Congress is no longer actively considering the bill, which has been
bumped aside by competing priorities such as the Obama administration's
health-care overhaul and by growing support for reducing the federal
budget deficit. Some lawmakers fear that continued stimulus spending
could harm the economy down the road by saddling the nation with higher
debt-servicing bills.

But high unemployment could revive the transportation-spending bill's
prospects. Earlier this year the Obama administration was opposed to
pushing a big highway bill, deterred in part by the prospect of raising
gasoline taxes to pay for it. Faced with a 10.2% jobless rate, however,
officials here are rethinking their stance. Thursday, the White House
will hold a "jobs summit" to discuss ideas, which are likely to include
shifting some spending to transportation projects.

Without an infusion of federal funding, state transportation departments
say they can't develop long-term roadway projects, which are critical to
the industry. About half of states' funding for such projects comes from
the federal highway trust fund, which is funded by the gasoline tax.

Christian Zimmermann, chief executive of Pike Industries Inc., a
1,200-employee company in Belmont, N.H., that paves roads and operates
gravel pits and asphalt plants, recalls waiting out 2003 and 2004 while
Congress deliberated on the last highway bill. "It was miserable," he said.

The industry's saving grace then was a booming private sector. This time
around, the private sector isn't picking up the slack. "Two years ago,
our phones would have been ringing off the hook with the good weather,"
Mr. Zimmermann said. "This year the phones ain't ringing."

Without long-term government projects, Mr. Zimmermann said he may have
to lay off as many as 150 people next year. "The stimulus was a shot in
the arm, but that's all it was," he said.

Industry executives say that the $27 billion out of the $787 billion
stimulus package that went to highway construction went mostly to
relatively small "shovel ready" projects, those that didn't require much
lead time. The $27 billion 77% of which had been committed as of Nov.
13, according to the Associated General Contractors of America has saved
some jobs.

"But if I'm a big company, I need major freeway rehabilitation work and
bigger projects," said Steve Simmons, deputy executive director of the
Texas Department of Transportation. Texas's wish list is taking "a back
seat because we have no funding for it," Mr. Simmons said.

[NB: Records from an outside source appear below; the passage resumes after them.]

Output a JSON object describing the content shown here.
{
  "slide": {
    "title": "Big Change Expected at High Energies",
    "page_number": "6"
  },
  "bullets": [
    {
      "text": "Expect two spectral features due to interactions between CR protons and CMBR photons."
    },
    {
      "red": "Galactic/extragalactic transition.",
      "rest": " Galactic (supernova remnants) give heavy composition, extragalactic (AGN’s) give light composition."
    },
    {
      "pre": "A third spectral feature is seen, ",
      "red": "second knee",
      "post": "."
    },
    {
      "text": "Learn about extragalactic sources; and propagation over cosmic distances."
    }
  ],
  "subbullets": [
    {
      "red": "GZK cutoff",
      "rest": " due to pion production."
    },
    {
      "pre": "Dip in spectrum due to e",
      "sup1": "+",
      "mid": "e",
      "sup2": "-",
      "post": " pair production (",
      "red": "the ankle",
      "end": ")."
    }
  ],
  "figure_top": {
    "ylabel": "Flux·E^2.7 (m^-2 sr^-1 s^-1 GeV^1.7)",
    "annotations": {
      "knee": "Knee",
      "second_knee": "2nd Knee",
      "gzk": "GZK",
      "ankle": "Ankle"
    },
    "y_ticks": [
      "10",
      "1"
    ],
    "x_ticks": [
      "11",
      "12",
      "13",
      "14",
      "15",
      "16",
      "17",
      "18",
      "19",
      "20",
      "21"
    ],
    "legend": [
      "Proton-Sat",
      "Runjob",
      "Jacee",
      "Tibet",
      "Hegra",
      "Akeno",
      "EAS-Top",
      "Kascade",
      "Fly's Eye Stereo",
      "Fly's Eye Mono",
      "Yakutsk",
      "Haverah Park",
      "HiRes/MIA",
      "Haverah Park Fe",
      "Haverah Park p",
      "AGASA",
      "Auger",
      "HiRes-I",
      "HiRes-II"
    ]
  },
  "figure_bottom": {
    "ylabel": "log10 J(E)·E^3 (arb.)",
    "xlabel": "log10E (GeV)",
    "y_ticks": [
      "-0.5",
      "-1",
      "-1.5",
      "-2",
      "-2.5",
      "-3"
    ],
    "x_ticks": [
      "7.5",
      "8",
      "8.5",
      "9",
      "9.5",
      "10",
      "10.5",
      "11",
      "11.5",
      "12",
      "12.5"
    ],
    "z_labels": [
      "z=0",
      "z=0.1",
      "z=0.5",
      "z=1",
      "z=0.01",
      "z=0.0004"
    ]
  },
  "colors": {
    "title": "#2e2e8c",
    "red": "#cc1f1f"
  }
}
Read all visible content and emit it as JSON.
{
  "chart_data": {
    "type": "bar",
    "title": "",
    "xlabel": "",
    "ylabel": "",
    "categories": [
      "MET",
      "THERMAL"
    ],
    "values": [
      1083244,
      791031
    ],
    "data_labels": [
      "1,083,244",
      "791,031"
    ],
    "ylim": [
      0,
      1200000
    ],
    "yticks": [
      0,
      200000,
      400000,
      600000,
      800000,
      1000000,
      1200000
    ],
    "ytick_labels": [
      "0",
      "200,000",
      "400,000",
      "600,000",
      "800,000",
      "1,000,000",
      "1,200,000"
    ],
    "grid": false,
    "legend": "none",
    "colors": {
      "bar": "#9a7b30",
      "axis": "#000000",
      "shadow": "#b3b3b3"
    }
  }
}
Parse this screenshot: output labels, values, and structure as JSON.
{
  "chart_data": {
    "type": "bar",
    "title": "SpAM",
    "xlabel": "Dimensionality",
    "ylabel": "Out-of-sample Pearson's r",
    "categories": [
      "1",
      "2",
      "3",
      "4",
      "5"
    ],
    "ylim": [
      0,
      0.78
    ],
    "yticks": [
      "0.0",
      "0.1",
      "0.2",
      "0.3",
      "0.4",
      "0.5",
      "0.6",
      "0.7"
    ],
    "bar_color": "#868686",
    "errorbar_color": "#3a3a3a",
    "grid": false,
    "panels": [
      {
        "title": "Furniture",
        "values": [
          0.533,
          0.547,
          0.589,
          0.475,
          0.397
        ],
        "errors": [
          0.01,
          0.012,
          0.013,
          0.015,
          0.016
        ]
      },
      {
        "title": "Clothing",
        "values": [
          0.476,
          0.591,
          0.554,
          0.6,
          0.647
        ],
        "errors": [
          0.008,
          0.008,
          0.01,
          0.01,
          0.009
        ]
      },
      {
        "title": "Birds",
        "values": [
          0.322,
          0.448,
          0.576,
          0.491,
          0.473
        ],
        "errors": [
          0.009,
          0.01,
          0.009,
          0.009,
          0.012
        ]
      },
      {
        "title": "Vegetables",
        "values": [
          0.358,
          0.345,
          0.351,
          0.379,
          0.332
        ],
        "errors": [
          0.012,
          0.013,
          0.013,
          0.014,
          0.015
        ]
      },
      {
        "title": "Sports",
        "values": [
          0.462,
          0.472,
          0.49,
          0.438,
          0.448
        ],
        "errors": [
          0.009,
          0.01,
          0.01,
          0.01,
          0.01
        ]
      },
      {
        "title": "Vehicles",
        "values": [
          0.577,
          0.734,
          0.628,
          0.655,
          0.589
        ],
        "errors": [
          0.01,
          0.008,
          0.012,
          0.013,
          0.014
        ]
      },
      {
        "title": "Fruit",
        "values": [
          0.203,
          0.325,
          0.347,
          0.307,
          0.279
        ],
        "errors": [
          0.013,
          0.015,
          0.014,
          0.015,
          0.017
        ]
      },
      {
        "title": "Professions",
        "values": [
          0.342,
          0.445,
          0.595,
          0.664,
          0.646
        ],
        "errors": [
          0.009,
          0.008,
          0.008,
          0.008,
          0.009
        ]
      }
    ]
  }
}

In the near term, House Democratic leaders are considering paying for
some transportation projects that weren't funded by the stimulus
package. The size of the spending package hasn't been decided, nor has
the question of how it would be funded. Congress is also weighing a
broader set of initiatives to spark job growth.

Jim Berard, spokesman for Rep. James Oberstar (D., Minn.), chairman of
the House Transportation and Infrastructure Committee, said the White
House is "warming" to the idea of considering a bigger highway bill
sooner than it had initially planned.

A recent survey by the Associated General Contractors of America found
that more than 76% of contractors expect state transportation
departments to put less work up for bid in 2010 than this year. And 44%
said they are likely to lay off employees next year.

John McCaskie, chief engineer at Swank Associated Cos., said his New
Kensington, Pa., bridge-and-highway rehabilitation company faces more
competition for the few projects out there. He said contracts worth less
than $2 million are attracting a dozen competitors these days, compared
with around four previously. "You end up bankrupting your company to be
the low bidder."

If contractors cut back, their equipment suppliers will be hurt as well,
said Ken Taylor, president of Ohio CAT, Broadview Heights, Ohio, which
sells equipment made by Caterpillar Inc. Contractors have usually placed
orders for the spring construction season by now, he said. That hasn't
happened, and he may need to eliminate $50 million of his $175 million
inventory.

Mr. Taylor has pared his staff to about 750, down from 1,000 in June
2008. "I feel like I'm at a spot where we've done a lot of things, and
we should be able to manage through. But if it gets worse I may be
looking at closing a couple locations."